ANUJA SINGH: Yeah, I think these — as was mentioned previously, the role of compulsory licenses is crucial here, and if they don’t offer the lower prices, that’s going to affect hundreds of thousands of people. But, as was mentioned previously, the compulsory license, in itself, is a really important right that countries have and has the power, in itself, to bring down the prices far beyond what the companies are often willing to do. There’s a marginal cost of production that’s so much lower than what the companies are willing often to offer.
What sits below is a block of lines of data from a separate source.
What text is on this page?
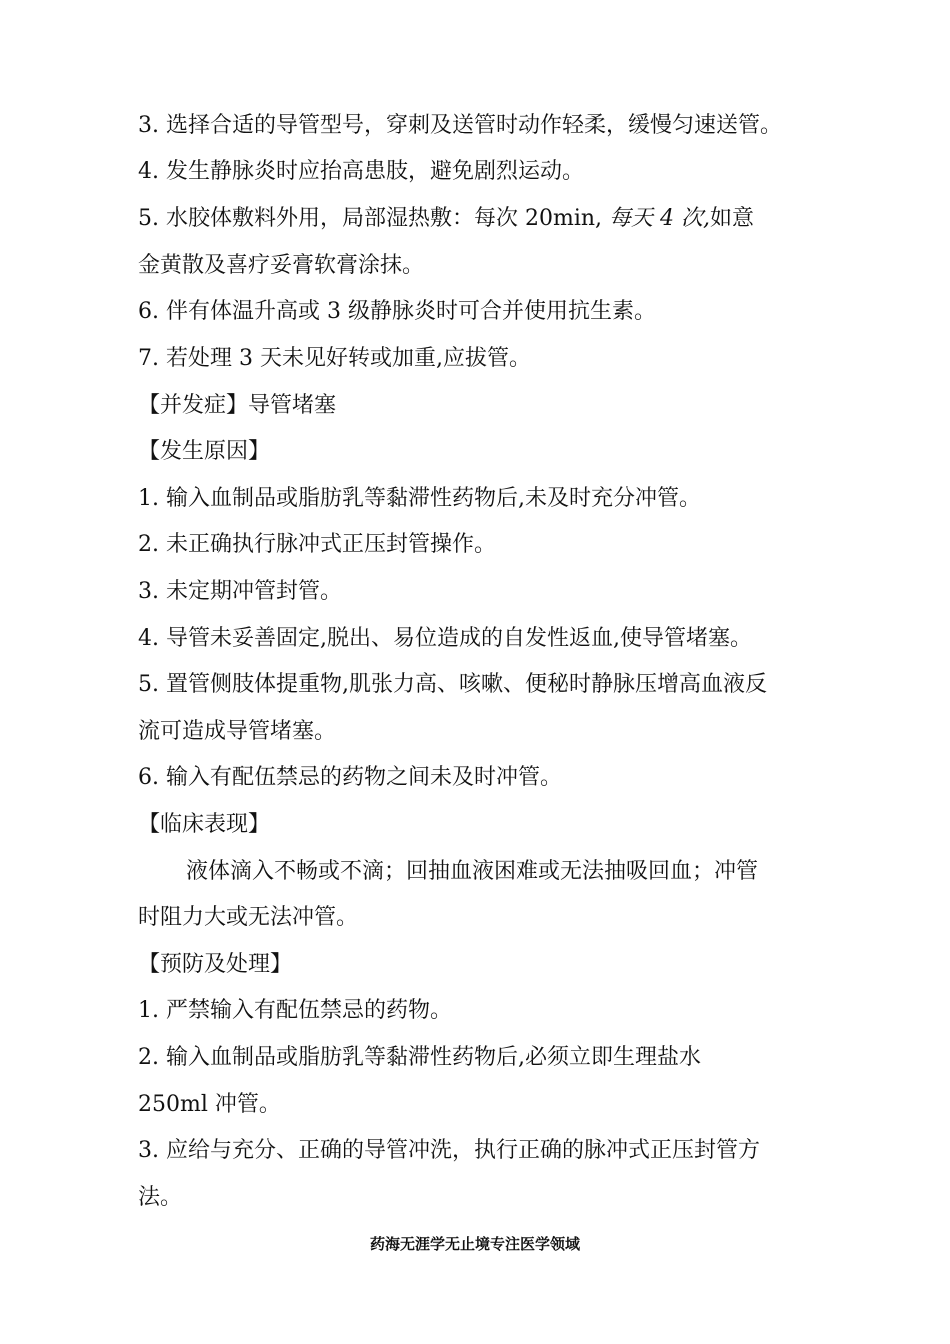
3. 选择合适的导管型号，穿刺及送管时动作轻柔，缓慢匀速送管。

4. 发生静脉炎时应抬高患肢，避免剧烈运动。

5. 水胶体敷料外用，局部湿热敷：每次 20min, 每天 4 次,如意

金黄散及喜疗妥膏软膏涂抹。

6. 伴有体温升高或 3 级静脉炎时可合并使用抗生素。

7. 若处理 3 天未见好转或加重,应拔管。

【并发症】导管堵塞

【发生原因】

1. 输入血制品或脂肪乳等黏滞性药物后,未及时充分冲管。

2. 未正确执行脉冲式正压封管操作。

3. 未定期冲管封管。

4. 导管未妥善固定,脱出、易位造成的自发性返血,使导管堵塞。

5. 置管侧肢体提重物,肌张力高、咳嗽、便秘时静脉压增高血液反

流可造成导管堵塞。

6. 输入有配伍禁忌的药物之间未及时冲管。

【临床表现】

液体滴入不畅或不滴；回抽血液困难或无法抽吸回血；冲管

时阻力大或无法冲管。

【预防及处理】

1. 严禁输入有配伍禁忌的药物。

2. 输入血制品或脂肪乳等黏滞性药物后,必须立即生理盐水

250ml 冲管。

3. 应给与充分、正确的导管冲洗，执行正确的脉冲式正压封管方

法。

药海无涯学无止境专注医学领域
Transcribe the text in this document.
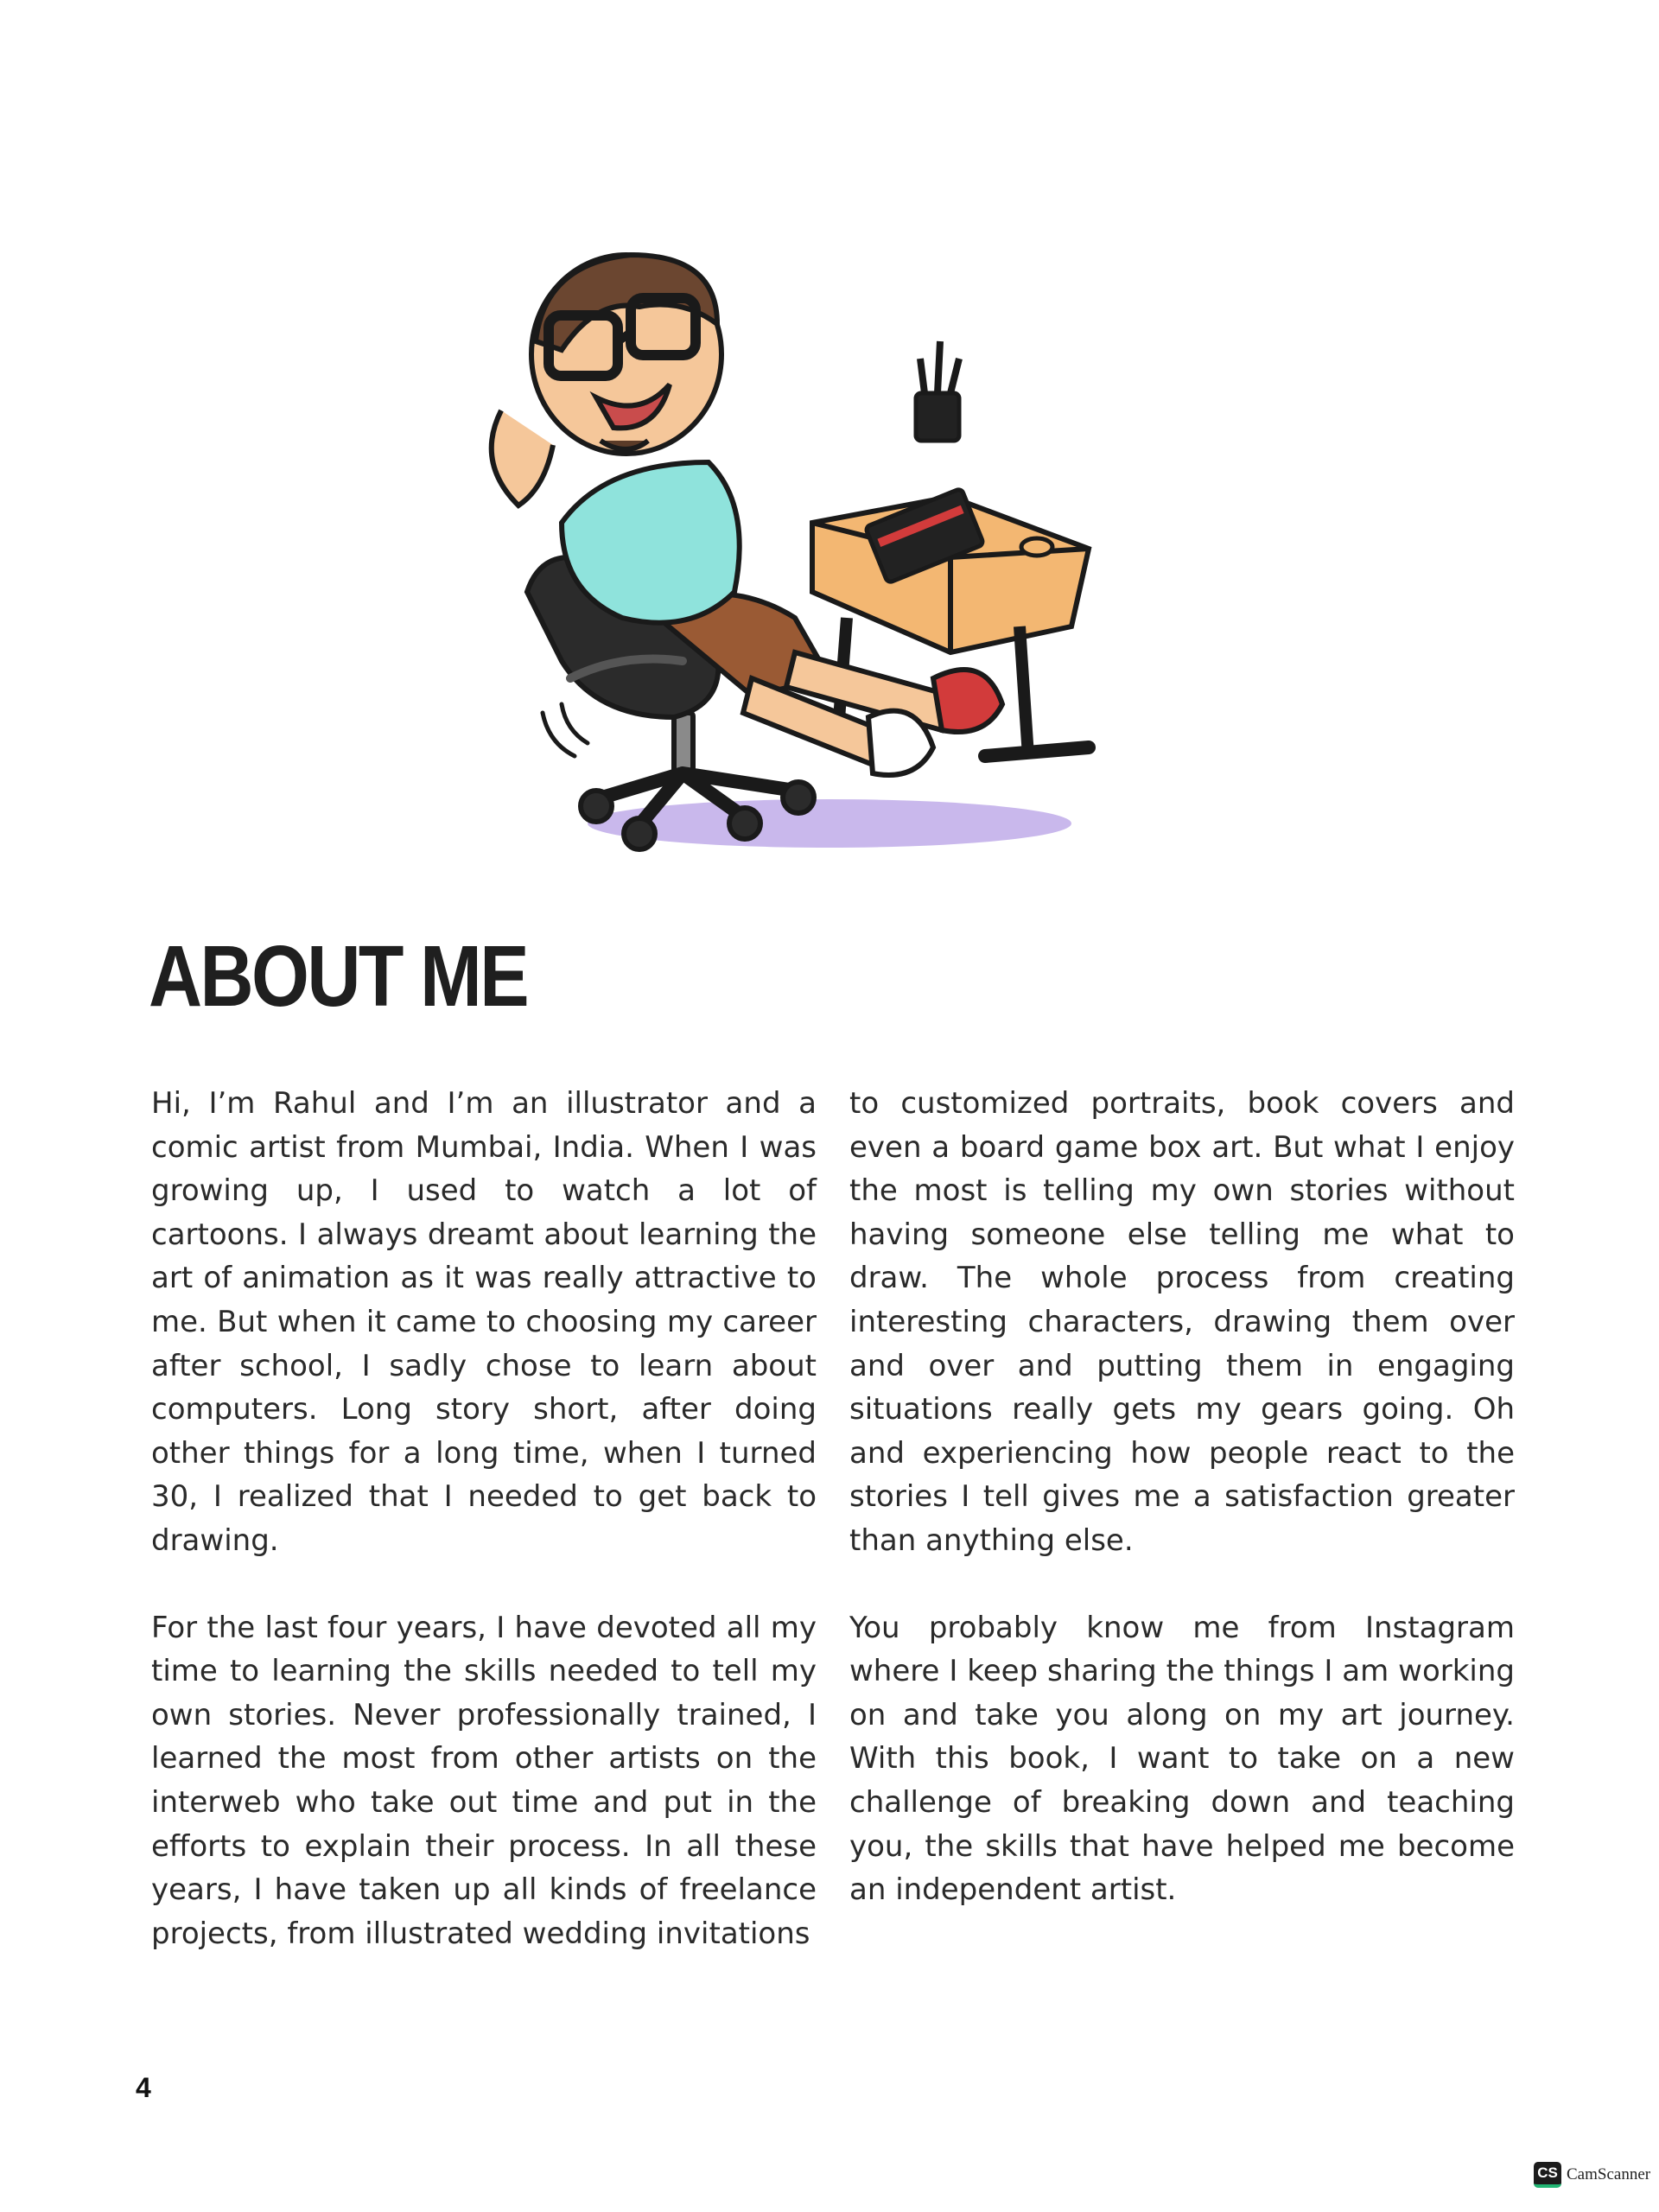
ABOUT ME

Hi, I’m Rahul and I’m an illustrator and a comic artist from Mumbai, India. When I was growing up, I used to watch a lot of cartoons. I always dreamt about learning the art of animation as it was really attractive to me. But when it came to choosing my career after school, I sadly chose to learn about computers. Long story short, after doing other things for a long time, when I turned 30, I realized that I needed to get back to drawing.

For the last four years, I have devoted all my time to learning the skills needed to tell my own stories. Never professionally trained, I learned the most from other artists on the interweb who take out time and put in the efforts to explain their process. In all these years, I have taken up all kinds of freelance projects, from illustrated wedding invitations

to customized portraits, book covers and even a board game box art. But what I enjoy the most is telling my own stories without having someone else telling me what to draw. The whole process from creating interesting characters, drawing them over and over and putting them in engaging situations really gets my gears going. Oh and experiencing how people react to the stories I tell gives me a satisfaction greater than anything else.

You probably know me from Instagram where I keep sharing the things I am working on and take you along on my art journey. With this book, I want to take on a new challenge of breaking down and teaching you, the skills that have helped me become an independent artist.

4
CS CamScanner
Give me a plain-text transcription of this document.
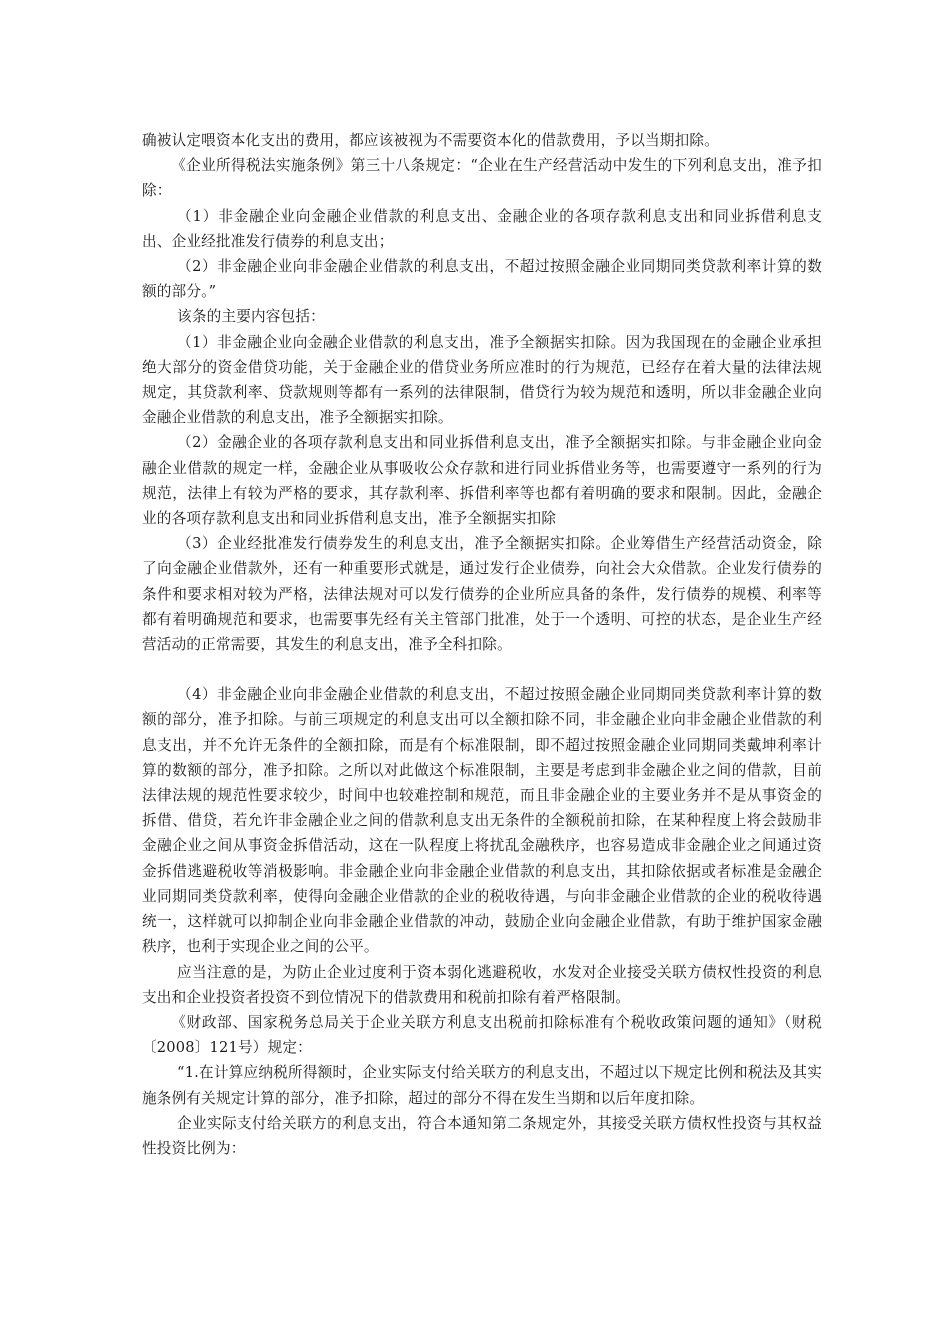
确被认定喂资本化支出的费用，都应该被视为不需要资本化的借款费用，予以当期扣除。

《企业所得税法实施条例》第三十八条规定：“企业在生产经营活动中发生的下列利息支出，准予扣除：

（1）非金融企业向金融企业借款的利息支出、金融企业的各项存款利息支出和同业拆借利息支出、企业经批准发行债券的利息支出；

（2）非金融企业向非金融企业借款的利息支出，不超过按照金融企业同期同类贷款利率计算的数额的部分。”

该条的主要内容包括：

（1）非金融企业向金融企业借款的利息支出，准予全额据实扣除。因为我国现在的金融企业承担绝大部分的资金借贷功能，关于金融企业的借贷业务所应准时的行为规范，已经存在着大量的法律法规规定，其贷款利率、贷款规则等都有一系列的法律限制，借贷行为较为规范和透明，所以非金融企业向金融企业借款的利息支出，准予全额据实扣除。

（2）金融企业的各项存款利息支出和同业拆借利息支出，准予全额据实扣除。与非金融企业向金融企业借款的规定一样，金融企业从事吸收公众存款和进行同业拆借业务等，也需要遵守一系列的行为规范，法律上有较为严格的要求，其存款利率、拆借利率等也都有着明确的要求和限制。因此，金融企业的各项存款利息支出和同业拆借利息支出，准予全额据实扣除

（3）企业经批准发行债券发生的利息支出，准予全额据实扣除。企业筹借生产经营活动资金，除了向金融企业借款外，还有一种重要形式就是，通过发行企业债券，向社会大众借款。企业发行债券的条件和要求相对较为严格，法律法规对可以发行债券的企业所应具备的条件，发行债券的规模、利率等都有着明确规范和要求，也需要事先经有关主管部门批准，处于一个透明、可控的状态，是企业生产经营活动的正常需要，其发生的利息支出，准予全科扣除。

（4）非金融企业向非金融企业借款的利息支出，不超过按照金融企业同期同类贷款利率计算的数额的部分，准予扣除。与前三项规定的利息支出可以全额扣除不同，非金融企业向非金融企业借款的利息支出，并不允许无条件的全额扣除，而是有个标准限制，即不超过按照金融企业同期同类戴坤利率计算的数额的部分，准予扣除。之所以对此做这个标准限制，主要是考虑到非金融企业之间的借款，目前法律法规的规范性要求较少，时间中也较难控制和规范，而且非金融企业的主要业务并不是从事资金的拆借、借贷，若允许非金融企业之间的借款利息支出无条件的全额税前扣除，在某种程度上将会鼓励非金融企业之间从事资金拆借活动，这在一队程度上将扰乱金融秩序，也容易造成非金融企业之间通过资金拆借逃避税收等消极影响。非金融企业向非金融企业借款的利息支出，其扣除依据或者标准是金融企业同期同类贷款利率，使得向金融企业借款的企业的税收待遇，与向非金融企业借款的企业的税收待遇统一，这样就可以抑制企业向非金融企业借款的冲动，鼓励企业向金融企业借款，有助于维护国家金融秩序，也利于实现企业之间的公平。

应当注意的是，为防止企业过度利于资本弱化逃避税收，水发对企业接受关联方债权性投资的利息支出和企业投资者投资不到位情况下的借款费用和税前扣除有着严格限制。

《财政部、国家税务总局关于企业关联方利息支出税前扣除标准有个税收政策问题的通知》（财税〔2008〕121号）规定：

“1.在计算应纳税所得额时，企业实际支付给关联方的利息支出，不超过以下规定比例和税法及其实施条例有关规定计算的部分，准予扣除，超过的部分不得在发生当期和以后年度扣除。

企业实际支付给关联方的利息支出，符合本通知第二条规定外，其接受关联方债权性投资与其权益性投资比例为：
And because the markets are so largely in Europe and the United States and some other highly developed countries, this often does not make sense, so the ability to do a compulsory license and really bring down the price significantly is very important.

AMY GOODMAN: When did you start your activism, Anuja?

ANUJA SINGH: I started a little bit before my freshman year in college.

AMY GOODMAN: Why on this issue?

ANUJA SINGH: This issue really appeals to me, because I really think that it acts on a nexus of vulnerabilities and really acts on those who are most disempowered in a way that is just appalling. And it also appeals to me because I really think we do have the tools to address it and — because of things like profits with corporations and not having the proper prevention techniques, we’re simply not doing it — because the tools are so available and the injustices are so stark. I think that’s what brought me into this.

JUAN GONZALEZ: Have you approached yet the whole issue of the —- Columbia University obviously has a huge investment portfolio -—

ANUJA SINGH: Yes.

JUAN GONZALEZ: I’m sure they have quite a bit of Abbott investment, as well. Have you approached the issue of the university’s investment policies?

ANUJA SINGH: Definitely. Definitely, actually. The university has a meeting every year on socially responsible investing, and the Columbia chapter of the Student Global AIDS Campaign has regularly attended that and made a statement on the university’s investment policies, specifically regarding its pharmaceutical investments.

AMY GOODMAN: Well, we’re going to leave it there. I want to thank you very much, Anuja Singh, for being with us, as well as our guests in Boston, Jon Ungphakorn, as well as Dr. Joia Mukherjee of Partners in Health. We’ll continue to follow this issue and see what happens at the shareholders meeting, the Abbott shareholders meeting tomorrow in Chicago.